The matter was then taken up in the Drug Consultative Committee (DCC) meeting on July 20, 2012.
A letter written by director in the health ministry Sanjay Prasad says, "Instances were brought to the notice of the central government that the licencing authorities of many states have been granting licences for manufacture of new drugs, including FDCs, in violation of drugs and cosmetics rules."
"It was reiterated in the DCC meeting that such license for new drugs for unapproved FDCs must not be granted by any state licencing authorities," stated the letter to state health secretaries.
The ministry has been going all out to promote generic medicines. It has made mandatory for all doctors in the public sector to prescribe generic drugs and not brands. Doctors have warned that strong action will be taken against doctors found prescribing brands.
Low public sector availability forces patients to purchase medicines from private sector, where prices are usually higher.

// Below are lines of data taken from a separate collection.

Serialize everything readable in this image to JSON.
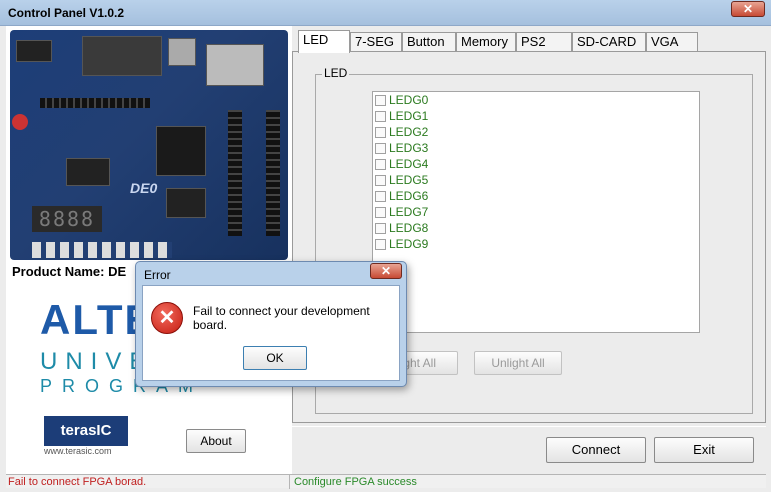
{
  "window": {
    "title": "Control Panel V1.0.2",
    "close_glyph": "✕"
  },
  "left": {
    "board_label": "DE0",
    "seven_seg_display": "8888",
    "product_name": "Product Name: DE",
    "altera_text": "ALTE",
    "university_text": "UNIVE",
    "program_text": "PROGRAM",
    "terasic_text": "terasIC",
    "terasic_url": "www.terasic.com",
    "about_label": "About"
  },
  "tabs": [
    {
      "label": "LED",
      "active": true
    },
    {
      "label": "7-SEG"
    },
    {
      "label": "Button"
    },
    {
      "label": "Memory"
    },
    {
      "label": "PS2"
    },
    {
      "label": "SD-CARD"
    },
    {
      "label": "VGA"
    }
  ],
  "led_group": {
    "title": "LED",
    "items": [
      "LEDG0",
      "LEDG1",
      "LEDG2",
      "LEDG3",
      "LEDG4",
      "LEDG5",
      "LEDG6",
      "LEDG7",
      "LEDG8",
      "LEDG9"
    ],
    "light_all_label": "Light All",
    "unlight_all_label": "Unlight All"
  },
  "bottom": {
    "connect_label": "Connect",
    "exit_label": "Exit"
  },
  "status": {
    "left": "Fail to connect FPGA borad.",
    "right": "Configure FPGA success"
  },
  "dialog": {
    "title": "Error",
    "close_glyph": "✕",
    "message": "Fail to connect your development board.",
    "ok_label": "OK",
    "icon_glyph": "✕"
  },
  "colors": {
    "status_error": "#c02020",
    "status_ok": "#2a8a2a",
    "led_label": "#2b7a1f",
    "titlebar": "#b9d1ea"
  }
}
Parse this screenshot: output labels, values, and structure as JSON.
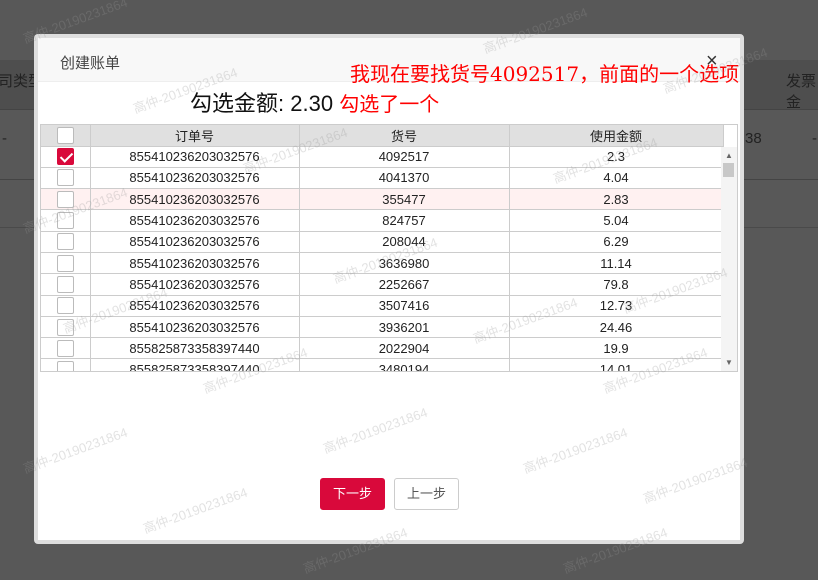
{
  "background": {
    "col_left": "司类型",
    "col_right": "发票金",
    "cell_value": "38",
    "dash": "-"
  },
  "modal": {
    "title": "创建账单",
    "close": "×",
    "annotation_top": "我现在要找货号4092517，前面的一个选项",
    "summary_label": "勾选金额:",
    "summary_value": "2.30",
    "annotation_sum": "勾选了一个",
    "columns": [
      "订单号",
      "货号",
      "使用金额"
    ],
    "rows": [
      {
        "checked": true,
        "order": "855410236203032576",
        "goods": "4092517",
        "amount": "2.3"
      },
      {
        "checked": false,
        "order": "855410236203032576",
        "goods": "4041370",
        "amount": "4.04"
      },
      {
        "checked": false,
        "order": "855410236203032576",
        "goods": "355477",
        "amount": "2.83",
        "highlight": true
      },
      {
        "checked": false,
        "order": "855410236203032576",
        "goods": "824757",
        "amount": "5.04"
      },
      {
        "checked": false,
        "order": "855410236203032576",
        "goods": "208044",
        "amount": "6.29"
      },
      {
        "checked": false,
        "order": "855410236203032576",
        "goods": "3636980",
        "amount": "11.14"
      },
      {
        "checked": false,
        "order": "855410236203032576",
        "goods": "2252667",
        "amount": "79.8"
      },
      {
        "checked": false,
        "order": "855410236203032576",
        "goods": "3507416",
        "amount": "12.73"
      },
      {
        "checked": false,
        "order": "855410236203032576",
        "goods": "3936201",
        "amount": "24.46"
      },
      {
        "checked": false,
        "order": "855825873358397440",
        "goods": "2022904",
        "amount": "19.9"
      },
      {
        "checked": false,
        "order": "855825873358397440",
        "goods": "3480194",
        "amount": "14.01"
      }
    ],
    "next_button": "下一步",
    "prev_button": "上一步"
  },
  "watermark": "高仲-20190231864",
  "colors": {
    "accent": "#d9093b",
    "annotation": "#ff0000"
  }
}
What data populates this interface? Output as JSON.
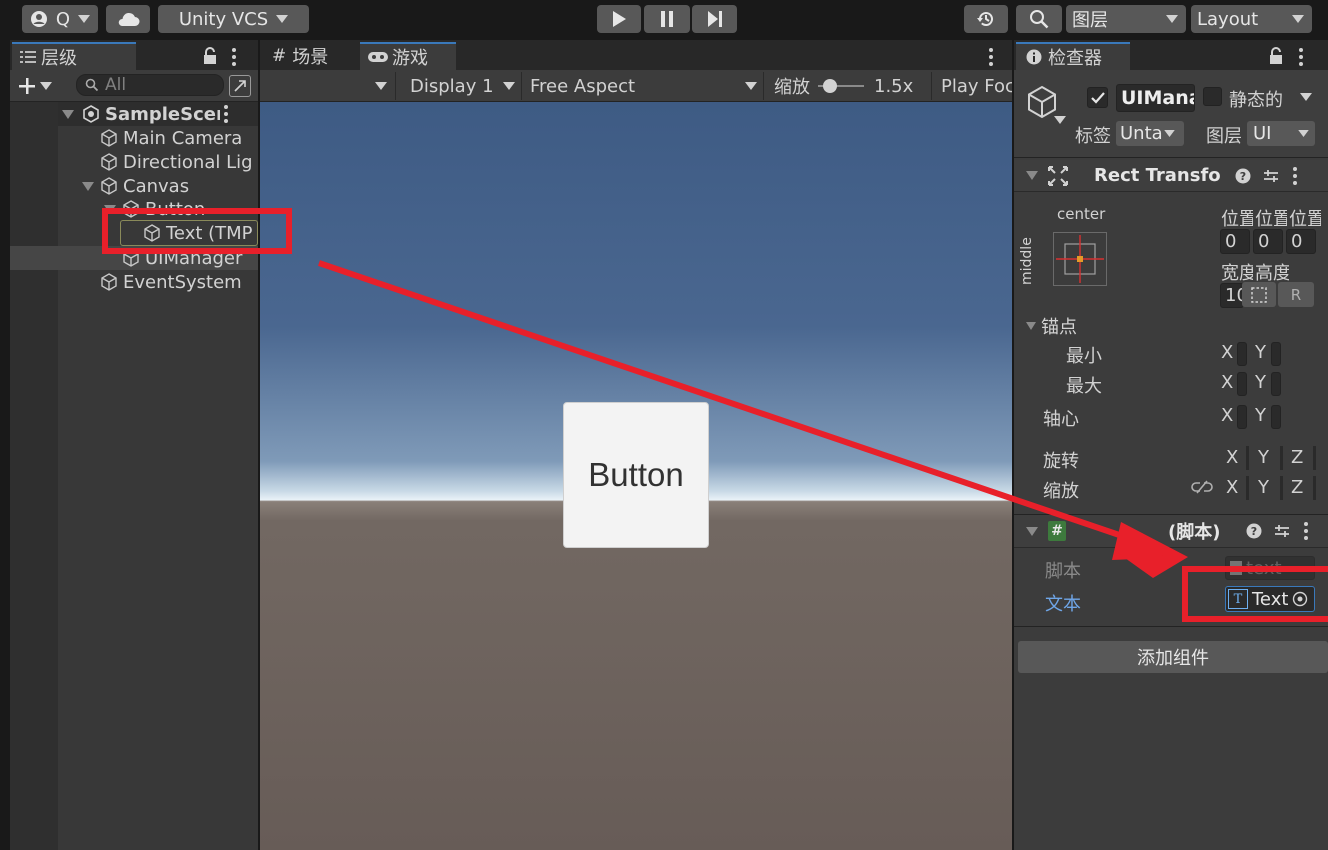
{
  "toolbar": {
    "account_label": "Q",
    "vcs_label": "Unity VCS",
    "layers_label": "图层",
    "layout_label": "Layout",
    "icons": [
      "account-icon",
      "cloud-icon",
      "play-icon",
      "pause-icon",
      "step-icon",
      "history-icon",
      "search-icon"
    ]
  },
  "hierarchy": {
    "tab_label": "层级",
    "search_placeholder": "All",
    "scene_name": "SampleScene",
    "items": [
      {
        "label": "Main Camera"
      },
      {
        "label": "Directional Lig"
      },
      {
        "label": "Canvas"
      },
      {
        "label": "Button"
      },
      {
        "label": "Text (TMP"
      },
      {
        "label": "UIManager"
      },
      {
        "label": "EventSystem"
      }
    ]
  },
  "center": {
    "scene_tab": "场景",
    "game_tab": "游戏",
    "display": "Display 1",
    "aspect": "Free Aspect",
    "scale_label": "缩放",
    "scale_value": 0.15,
    "scale_text": "1.5x",
    "play_focus": "Play Foc",
    "game_button_text": "Button"
  },
  "inspector": {
    "tab_label": "检查器",
    "object_name": "UIMana",
    "static_label": "静态的",
    "tag_label": "标签",
    "tag_value": "Unta",
    "layer_label": "图层",
    "layer_value": "UI",
    "rect_title": "Rect Transfo",
    "anchor_h": "center",
    "anchor_v": "middle",
    "pos_labels": [
      "位置",
      "位置",
      "位置"
    ],
    "pos_values": [
      "0",
      "0",
      "0"
    ],
    "width_label": "宽度",
    "height_label": "高度",
    "width_value": "10",
    "r_label": "R",
    "anchors_label": "锚点",
    "min_label": "最小",
    "max_label": "最大",
    "pivot_label": "轴心",
    "rotation_label": "旋转",
    "scale_label": "缩放",
    "x": "X",
    "y": "Y",
    "z": "Z",
    "script_header": "(脚本)",
    "script_label": "脚本",
    "script_value": "text",
    "text_label": "文本",
    "text_value": "Text",
    "add_component": "添加组件"
  },
  "colors": {
    "accent": "#3a79bb",
    "highlight_red": "#e8202a",
    "sky_top": "#3e5b84",
    "ground": "#675c57"
  }
}
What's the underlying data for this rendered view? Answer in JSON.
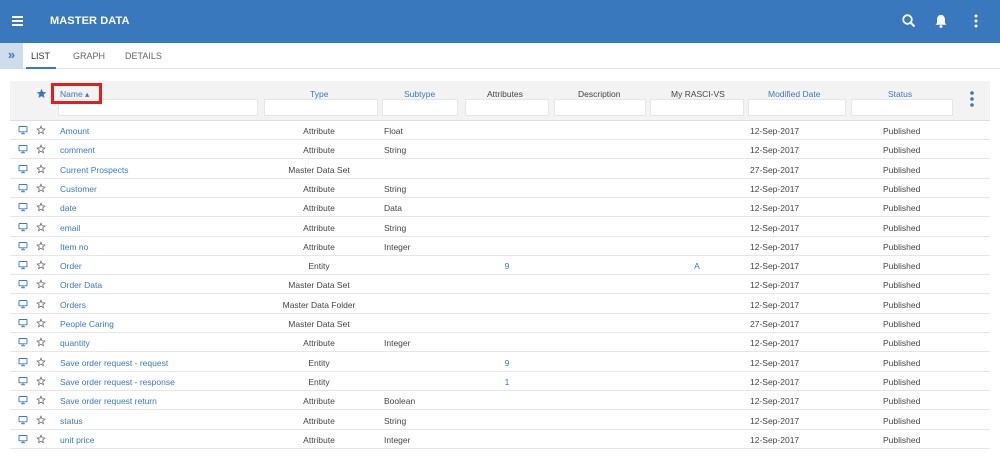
{
  "app": {
    "title": "MASTER DATA",
    "icons": [
      "hamburger-menu-icon",
      "search-icon",
      "bell-icon",
      "more-vertical-icon"
    ]
  },
  "tabs": [
    {
      "label": "LIST",
      "active": true
    },
    {
      "label": "GRAPH",
      "active": false
    },
    {
      "label": "DETAILS",
      "active": false
    }
  ],
  "grid": {
    "columns": {
      "name": "Name ▴",
      "type": "Type",
      "subtype": "Subtype",
      "attributes": "Attributes",
      "description": "Description",
      "rasci": "My RASCI-VS",
      "modified": "Modified Date",
      "status": "Status"
    },
    "rows": [
      {
        "name": "Amount",
        "type": "Attribute",
        "subtype": "Float",
        "attributes": "",
        "rasci": "",
        "modified": "12-Sep-2017",
        "status": "Published"
      },
      {
        "name": "comment",
        "type": "Attribute",
        "subtype": "String",
        "attributes": "",
        "rasci": "",
        "modified": "12-Sep-2017",
        "status": "Published"
      },
      {
        "name": "Current Prospects",
        "type": "Master Data Set",
        "subtype": "",
        "attributes": "",
        "rasci": "",
        "modified": "27-Sep-2017",
        "status": "Published"
      },
      {
        "name": "Customer",
        "type": "Attribute",
        "subtype": "String",
        "attributes": "",
        "rasci": "",
        "modified": "12-Sep-2017",
        "status": "Published"
      },
      {
        "name": "date",
        "type": "Attribute",
        "subtype": "Data",
        "attributes": "",
        "rasci": "",
        "modified": "12-Sep-2017",
        "status": "Published"
      },
      {
        "name": "email",
        "type": "Attribute",
        "subtype": "String",
        "attributes": "",
        "rasci": "",
        "modified": "12-Sep-2017",
        "status": "Published"
      },
      {
        "name": "Item no",
        "type": "Attribute",
        "subtype": "Integer",
        "attributes": "",
        "rasci": "",
        "modified": "12-Sep-2017",
        "status": "Published"
      },
      {
        "name": "Order",
        "type": "Entity",
        "subtype": "",
        "attributes": "9",
        "rasci": "A",
        "modified": "12-Sep-2017",
        "status": "Published"
      },
      {
        "name": "Order Data",
        "type": "Master Data Set",
        "subtype": "",
        "attributes": "",
        "rasci": "",
        "modified": "12-Sep-2017",
        "status": "Published"
      },
      {
        "name": "Orders",
        "type": "Master Data Folder",
        "subtype": "",
        "attributes": "",
        "rasci": "",
        "modified": "12-Sep-2017",
        "status": "Published"
      },
      {
        "name": "People Caring",
        "type": "Master Data Set",
        "subtype": "",
        "attributes": "",
        "rasci": "",
        "modified": "27-Sep-2017",
        "status": "Published"
      },
      {
        "name": "quantity",
        "type": "Attribute",
        "subtype": "Integer",
        "attributes": "",
        "rasci": "",
        "modified": "12-Sep-2017",
        "status": "Published"
      },
      {
        "name": "Save order request - request",
        "type": "Entity",
        "subtype": "",
        "attributes": "9",
        "rasci": "",
        "modified": "12-Sep-2017",
        "status": "Published"
      },
      {
        "name": "Save order request - response",
        "type": "Entity",
        "subtype": "",
        "attributes": "1",
        "rasci": "",
        "modified": "12-Sep-2017",
        "status": "Published"
      },
      {
        "name": "Save order request return",
        "type": "Attribute",
        "subtype": "Boolean",
        "attributes": "",
        "rasci": "",
        "modified": "12-Sep-2017",
        "status": "Published"
      },
      {
        "name": "status",
        "type": "Attribute",
        "subtype": "String",
        "attributes": "",
        "rasci": "",
        "modified": "12-Sep-2017",
        "status": "Published"
      },
      {
        "name": "unit price",
        "type": "Attribute",
        "subtype": "Integer",
        "attributes": "",
        "rasci": "",
        "modified": "12-Sep-2017",
        "status": "Published"
      }
    ]
  },
  "colors": {
    "primary": "#3a78bd",
    "highlight": "#e02020",
    "header_bg": "#f3f3f3"
  }
}
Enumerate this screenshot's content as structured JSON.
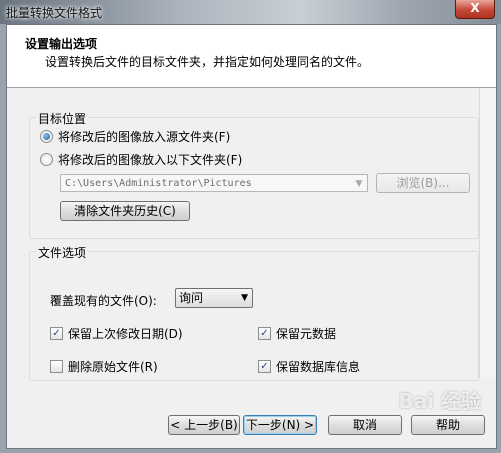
{
  "window": {
    "title": "批量转换文件格式",
    "close_glyph": "X"
  },
  "header": {
    "title": "设置输出选项",
    "subtitle": "设置转换后文件的目标文件夹，并指定如何处理同名的文件。"
  },
  "destination": {
    "group_label": "目标位置",
    "option_source": "将修改后的图像放入源文件夹(F)",
    "option_other": "将修改后的图像放入以下文件夹(F)",
    "selected": "source",
    "folder_path": "C:\\Users\\Administrator\\Pictures",
    "browse_label": "浏览(B)...",
    "clear_history_label": "清除文件夹历史(C)"
  },
  "file_options": {
    "group_label": "文件选项",
    "overwrite_label": "覆盖现有的文件(O):",
    "overwrite_value": "询问",
    "keep_date_label": "保留上次修改日期(D)",
    "keep_date_checked": true,
    "keep_metadata_label": "保留元数据",
    "keep_metadata_checked": true,
    "delete_original_label": "删除原始文件(R)",
    "delete_original_checked": false,
    "keep_db_label": "保留数据库信息",
    "keep_db_checked": true
  },
  "footer": {
    "back_label": "< 上一步(B)",
    "next_label": "下一步(N) >",
    "cancel_label": "取消",
    "help_label": "帮助"
  },
  "watermark": "Bai 经验"
}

A World Health Organization study recently found that generic medicines were available only in 20%-40% of public health clinics surveyed. In comparison, 40%-60% of private health facilities had adequate stock of generic drugs. The sub-national surveys were carried out in Chennai, Haryana, Maharashtra, Karnataka, Rajasthan and West Bengal.
WHO said, "More than half of public facilities lack essential medicines."
Around 78% of healthcare expenditure in India is out-of-pocket of which 72% is spent on medicines.
National Sample Survey Organization (NSSO) records show that the highest out-of-pocket expenditure on drugs is in Himachal Pradesh (87.95%), followed by Uttarakhand (87.75%), Bihar (84%), Rajasthan (83%), Uttar Pradesh (81.86%) and Chhattisgarh (81.38%). In larger states like Maharashtra 60% of out-of-pocket expenses are for buying drugs, Karnataka (65%), Delhi (74%), Tamil Nadu (66%), Madhya Pradesh (71%) and West Bengal (65.80%).
India is also opening Jan Aushadhi, a countrywide chain of medical stores, to make generic and other drugs available at reasonable prices.
However, only few stores have been opened in Andhra Pradesh, Delhi, Haryana, Odisha, Punjab, Rajasthan and Uttarakhand.
The health ministry is also gearing up to make "Free medicine for all through Public Health Facilities" in all government health facilities a reality from next month.
The sharp increase in prices of drugs has been the main reason for the rising costs of healthcare, which more than tripled between 1993-94 and 2006-07. Between 1993-94 and 2004-05, compared to a 67% rise in real per person income and an 82% increase in per person tax collections, real per person public health expenditure rose from Rs 84 to Rs 125. The paltry spending by states on purchasing drugs has only compounded poor patients' problems.
Drug prices have also shot up phenomenally in India over the past decade and a half.
India reported around 40% spurt in all drug prices between 1996 and 2006.